Since 2005, the area is considered a Lion Conservation Unit.

==Biodiversity==
=== Flora ===
The dominant vegetation in Semliki is open Acacia-Combretum woodland and grassy savanna, interspersed with patches of Borassus palm forest. There is significant belts of riparian woodland along the main watercourses, and extensive swamps towards Lake Albert.

===Mammals===
Historic listings for Toro Game Reserve identify Uganda kob as a dominant species, alongside waterbuck, reedbuck, hartebeest, warthog, buffalo, hippopotamus, African bush elephant, lion, leopard, and several primates and bird species.

Wildlife has partially recovered from the poaching that took a heavy toll during the civil war. The Ugandan kob (Kobus kob) population, which plummeted below 1,000 in the early 1990s, today totals several thousand. More than 1,000 African buffalo are resident, up from about 50 in the early 1990s anAfrican bush elephant]] and waterbuck numbers are growing too.

Leopards are still common, while lions are gradually re-colonizing the area. Primates are well represented with black-and-white colobus, olive baboon and red-tailed and vervet monkey all visible in suitable habitats, while a community of perhaps 70 chimpanzees is resident in Mugiri River Forest.
The lion population has declined to about five individuals, due to a reduced prey base during the 1980s civil war period and continued pressures, including illegal grazing and associated conflict.

===Birds===
The landscape around Toro-Semiliki includes habitats associated with the shoebill stork, particularly the marches and the wetlands near Lake Albert. The reserve supports a high diverse of bird life, with approximately 440 recorded bird species, reflecting the range of savanna, woodland, forest, riverine and wetland habitats present.

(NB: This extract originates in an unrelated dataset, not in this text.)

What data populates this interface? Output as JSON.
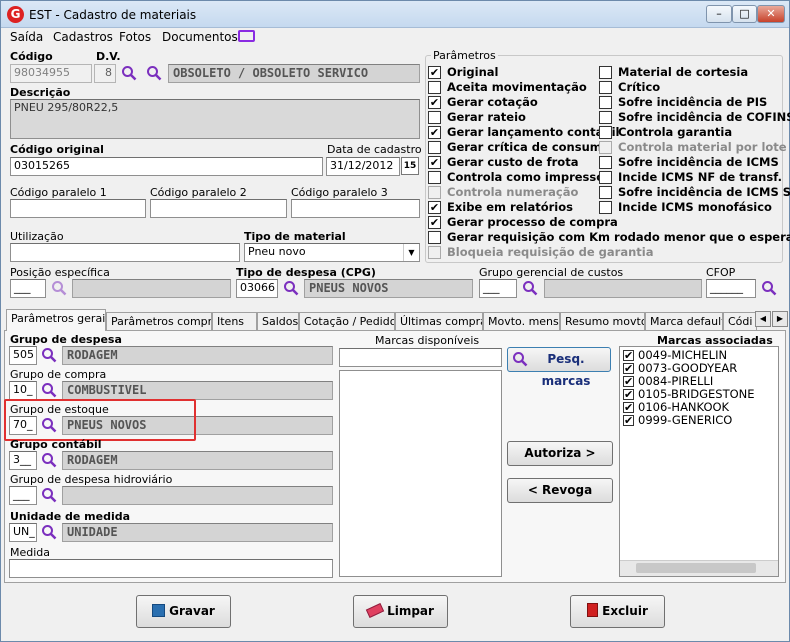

Notable species recorded in the reserve include the Abyssinian ground hornbill, red-necked falcon and black-billed barbet, among many others.

==Management==
The reserve is managed by the Uganda Wildlife Authority as part of Uganda’s protected area system.
Petroleum development initiatives in the Albertine Graben, alongside infrastructure proposals including road upgrading, transmission lines, and water schemes, have increased the need for environmental sensitivity analysis to guide siting and management decisions in and around Toro-Semliki.